[llvm-exegesis] Improve Register Setup (roll forward of D51856).
Summary:
Added function to set a register to a particular value + tests.
Add EFLAGS test, use new setRegTo instead of setRegToConstant.
Reviewers: courbet, javed.absar
Subscribers: llvm-commits, tschuett, mgorny
Differential Revision: https://reviews.llvm.org/D52297
llvm-svn: 342644
diff --git a/llvm/tools/llvm-exegesis/lib/X86/Target.cpp b/llvm/tools/llvm-exegesis/lib/X86/Target.cpp
index e55e77d..2d8f958 100644
--- a/llvm/tools/llvm-exegesis/lib/X86/Target.cpp
+++ b/llvm/tools/llvm-exegesis/lib/X86/Target.cpp
@@ -101,8 +101,8 @@
}
};
-static unsigned GetLoadImmediateOpcode(const llvm::APInt &Value) {
- switch (Value.getBitWidth()) {
+static unsigned GetLoadImmediateOpcode(unsigned RegBitWidth) {
+ switch (RegBitWidth) {
case 8:
return llvm::X86::MOV8ri;
case 16:
@@ -115,8 +115,12 @@
llvm_unreachable("Invalid Value Width");
}
-static llvm::MCInst loadImmediate(unsigned Reg, const llvm::APInt &Value) {
- return llvm::MCInstBuilder(GetLoadImmediateOpcode(Value))

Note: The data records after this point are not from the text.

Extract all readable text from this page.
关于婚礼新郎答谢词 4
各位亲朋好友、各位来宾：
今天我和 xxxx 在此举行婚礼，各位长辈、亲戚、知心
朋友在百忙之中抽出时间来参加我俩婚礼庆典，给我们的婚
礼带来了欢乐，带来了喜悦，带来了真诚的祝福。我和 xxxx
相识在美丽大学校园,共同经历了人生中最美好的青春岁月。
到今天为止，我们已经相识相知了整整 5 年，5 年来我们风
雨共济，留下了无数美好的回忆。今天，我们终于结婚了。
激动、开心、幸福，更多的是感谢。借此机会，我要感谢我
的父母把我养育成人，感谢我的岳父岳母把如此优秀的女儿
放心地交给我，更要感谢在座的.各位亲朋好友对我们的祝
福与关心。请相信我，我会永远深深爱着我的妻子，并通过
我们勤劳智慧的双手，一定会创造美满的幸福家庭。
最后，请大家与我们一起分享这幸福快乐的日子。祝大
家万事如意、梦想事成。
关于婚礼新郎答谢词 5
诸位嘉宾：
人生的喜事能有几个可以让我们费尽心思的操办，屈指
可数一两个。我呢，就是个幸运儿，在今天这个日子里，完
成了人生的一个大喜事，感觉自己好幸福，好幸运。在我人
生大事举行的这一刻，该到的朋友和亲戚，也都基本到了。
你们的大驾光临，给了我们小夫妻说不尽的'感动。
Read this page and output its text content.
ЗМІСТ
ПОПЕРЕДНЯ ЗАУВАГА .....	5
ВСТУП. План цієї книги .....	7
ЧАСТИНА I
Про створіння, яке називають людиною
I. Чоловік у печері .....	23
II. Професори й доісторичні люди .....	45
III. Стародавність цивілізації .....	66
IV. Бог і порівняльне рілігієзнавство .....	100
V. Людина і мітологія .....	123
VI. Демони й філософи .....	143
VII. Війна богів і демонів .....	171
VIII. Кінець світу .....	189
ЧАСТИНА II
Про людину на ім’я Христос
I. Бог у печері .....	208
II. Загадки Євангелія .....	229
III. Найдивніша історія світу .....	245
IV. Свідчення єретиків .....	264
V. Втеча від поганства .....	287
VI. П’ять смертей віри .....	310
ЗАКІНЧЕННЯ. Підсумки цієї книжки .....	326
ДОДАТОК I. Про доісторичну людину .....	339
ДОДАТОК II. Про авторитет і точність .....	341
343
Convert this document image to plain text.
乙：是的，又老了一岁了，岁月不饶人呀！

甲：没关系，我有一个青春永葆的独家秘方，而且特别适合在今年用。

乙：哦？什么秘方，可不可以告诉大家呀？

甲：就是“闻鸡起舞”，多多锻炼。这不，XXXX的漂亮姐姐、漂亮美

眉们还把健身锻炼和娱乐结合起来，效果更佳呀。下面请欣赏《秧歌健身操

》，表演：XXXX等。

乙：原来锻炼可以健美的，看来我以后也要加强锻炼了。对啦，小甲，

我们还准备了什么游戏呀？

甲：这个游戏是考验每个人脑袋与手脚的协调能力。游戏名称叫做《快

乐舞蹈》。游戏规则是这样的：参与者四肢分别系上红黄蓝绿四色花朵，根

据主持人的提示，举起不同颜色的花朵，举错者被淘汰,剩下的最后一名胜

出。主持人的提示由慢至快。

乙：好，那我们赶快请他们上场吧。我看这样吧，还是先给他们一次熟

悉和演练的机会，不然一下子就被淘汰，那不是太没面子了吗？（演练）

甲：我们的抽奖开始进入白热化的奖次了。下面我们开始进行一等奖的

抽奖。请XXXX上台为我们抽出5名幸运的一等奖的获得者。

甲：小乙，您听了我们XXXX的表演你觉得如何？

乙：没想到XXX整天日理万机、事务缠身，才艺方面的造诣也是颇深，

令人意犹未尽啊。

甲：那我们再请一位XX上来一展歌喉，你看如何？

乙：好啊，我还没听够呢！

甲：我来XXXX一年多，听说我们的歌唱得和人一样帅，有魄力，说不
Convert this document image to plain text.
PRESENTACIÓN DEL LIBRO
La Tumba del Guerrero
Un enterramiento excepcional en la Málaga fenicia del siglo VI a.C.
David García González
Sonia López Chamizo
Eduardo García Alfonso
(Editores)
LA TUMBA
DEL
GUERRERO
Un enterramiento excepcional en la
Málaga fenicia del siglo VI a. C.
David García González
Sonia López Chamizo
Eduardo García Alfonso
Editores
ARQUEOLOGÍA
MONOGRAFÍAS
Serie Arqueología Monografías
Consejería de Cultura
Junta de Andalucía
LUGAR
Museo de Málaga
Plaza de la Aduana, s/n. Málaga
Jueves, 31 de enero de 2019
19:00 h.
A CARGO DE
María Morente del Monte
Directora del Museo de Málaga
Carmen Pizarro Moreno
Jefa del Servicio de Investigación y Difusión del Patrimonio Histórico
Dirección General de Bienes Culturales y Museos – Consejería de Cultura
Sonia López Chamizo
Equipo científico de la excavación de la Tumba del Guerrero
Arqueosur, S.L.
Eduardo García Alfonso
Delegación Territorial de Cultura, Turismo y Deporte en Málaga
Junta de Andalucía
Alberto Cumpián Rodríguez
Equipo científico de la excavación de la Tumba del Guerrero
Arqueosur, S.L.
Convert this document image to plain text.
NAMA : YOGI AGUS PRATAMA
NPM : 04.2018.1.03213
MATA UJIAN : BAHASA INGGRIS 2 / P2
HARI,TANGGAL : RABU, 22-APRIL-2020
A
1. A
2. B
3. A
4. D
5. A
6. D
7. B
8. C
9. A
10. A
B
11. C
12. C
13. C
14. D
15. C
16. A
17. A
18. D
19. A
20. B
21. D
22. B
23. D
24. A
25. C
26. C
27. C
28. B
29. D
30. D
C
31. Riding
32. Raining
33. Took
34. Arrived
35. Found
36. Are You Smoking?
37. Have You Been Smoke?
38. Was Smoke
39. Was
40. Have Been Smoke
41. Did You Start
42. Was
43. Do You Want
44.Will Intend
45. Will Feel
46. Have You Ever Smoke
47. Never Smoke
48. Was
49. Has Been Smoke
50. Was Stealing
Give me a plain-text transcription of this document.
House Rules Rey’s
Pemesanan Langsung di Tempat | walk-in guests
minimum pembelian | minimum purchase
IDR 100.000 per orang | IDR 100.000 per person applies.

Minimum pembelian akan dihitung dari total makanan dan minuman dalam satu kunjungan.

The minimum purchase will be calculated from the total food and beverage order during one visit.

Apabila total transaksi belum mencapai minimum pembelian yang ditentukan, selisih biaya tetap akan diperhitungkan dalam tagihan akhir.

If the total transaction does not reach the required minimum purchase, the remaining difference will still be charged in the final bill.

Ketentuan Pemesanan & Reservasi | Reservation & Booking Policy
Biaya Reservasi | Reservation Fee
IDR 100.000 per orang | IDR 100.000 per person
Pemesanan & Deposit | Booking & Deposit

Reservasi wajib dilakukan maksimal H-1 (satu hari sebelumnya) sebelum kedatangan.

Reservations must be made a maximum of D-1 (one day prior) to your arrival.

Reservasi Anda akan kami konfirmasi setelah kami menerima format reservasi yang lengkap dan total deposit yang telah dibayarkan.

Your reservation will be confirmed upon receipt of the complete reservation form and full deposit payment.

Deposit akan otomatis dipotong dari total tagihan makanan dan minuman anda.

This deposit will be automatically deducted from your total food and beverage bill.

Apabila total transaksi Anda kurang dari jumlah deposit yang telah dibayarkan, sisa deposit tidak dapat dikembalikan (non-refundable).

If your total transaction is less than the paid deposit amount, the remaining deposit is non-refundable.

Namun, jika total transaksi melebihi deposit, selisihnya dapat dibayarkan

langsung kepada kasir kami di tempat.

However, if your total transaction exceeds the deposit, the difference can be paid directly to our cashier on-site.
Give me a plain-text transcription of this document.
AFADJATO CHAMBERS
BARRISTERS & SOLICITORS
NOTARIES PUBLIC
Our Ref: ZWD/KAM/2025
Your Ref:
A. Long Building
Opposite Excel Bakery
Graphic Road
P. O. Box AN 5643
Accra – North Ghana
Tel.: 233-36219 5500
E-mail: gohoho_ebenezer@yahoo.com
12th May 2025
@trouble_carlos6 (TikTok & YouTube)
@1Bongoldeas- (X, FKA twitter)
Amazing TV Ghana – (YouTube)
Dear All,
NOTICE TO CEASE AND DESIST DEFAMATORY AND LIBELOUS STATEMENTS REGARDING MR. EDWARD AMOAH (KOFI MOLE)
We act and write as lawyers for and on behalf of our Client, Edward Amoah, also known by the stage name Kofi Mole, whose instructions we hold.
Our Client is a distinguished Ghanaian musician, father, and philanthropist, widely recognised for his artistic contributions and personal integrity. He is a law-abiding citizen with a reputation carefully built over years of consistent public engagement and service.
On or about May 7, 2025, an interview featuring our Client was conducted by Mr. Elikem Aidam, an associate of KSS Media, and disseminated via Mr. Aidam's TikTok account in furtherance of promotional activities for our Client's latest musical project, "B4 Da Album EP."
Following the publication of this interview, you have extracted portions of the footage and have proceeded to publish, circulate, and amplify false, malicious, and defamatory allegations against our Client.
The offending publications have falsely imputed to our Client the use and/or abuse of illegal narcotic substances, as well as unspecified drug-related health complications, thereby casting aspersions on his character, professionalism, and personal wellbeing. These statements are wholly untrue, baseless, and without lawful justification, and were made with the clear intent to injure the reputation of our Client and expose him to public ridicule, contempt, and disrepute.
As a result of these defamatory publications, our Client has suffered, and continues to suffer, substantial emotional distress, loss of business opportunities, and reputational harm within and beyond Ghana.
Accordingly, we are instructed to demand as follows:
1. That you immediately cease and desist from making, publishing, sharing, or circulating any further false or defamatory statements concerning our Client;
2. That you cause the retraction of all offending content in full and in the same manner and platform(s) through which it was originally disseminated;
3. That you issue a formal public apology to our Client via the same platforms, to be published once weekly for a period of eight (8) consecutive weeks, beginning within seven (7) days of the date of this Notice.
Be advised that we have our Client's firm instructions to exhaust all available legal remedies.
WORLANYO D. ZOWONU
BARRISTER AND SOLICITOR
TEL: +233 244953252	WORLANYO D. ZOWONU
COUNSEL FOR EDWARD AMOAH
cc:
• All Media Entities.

+// Generates instruction to load an immediate value into a register.
+static llvm::MCInst loadImmediate(unsigned Reg, unsigned RegBitWidth,
+ const llvm::APInt &Value) {
+ if (Value.getBitWidth() > RegBitWidth)
+ llvm_unreachable("Value must fit in the Register");
+ return llvm::MCInstBuilder(GetLoadImmediateOpcode(RegBitWidth))
.addReg(Reg)
.addImm(Value.getZExtValue());
}
@@ -163,39 +167,67 @@
.addImm(Bytes);
}
+// Reserves some space on the stack, fills it with the content of the provided
+// constant and provide methods to load the stack value into a register.
struct ConstantInliner {
explicit ConstantInliner(const llvm::APInt &Constant)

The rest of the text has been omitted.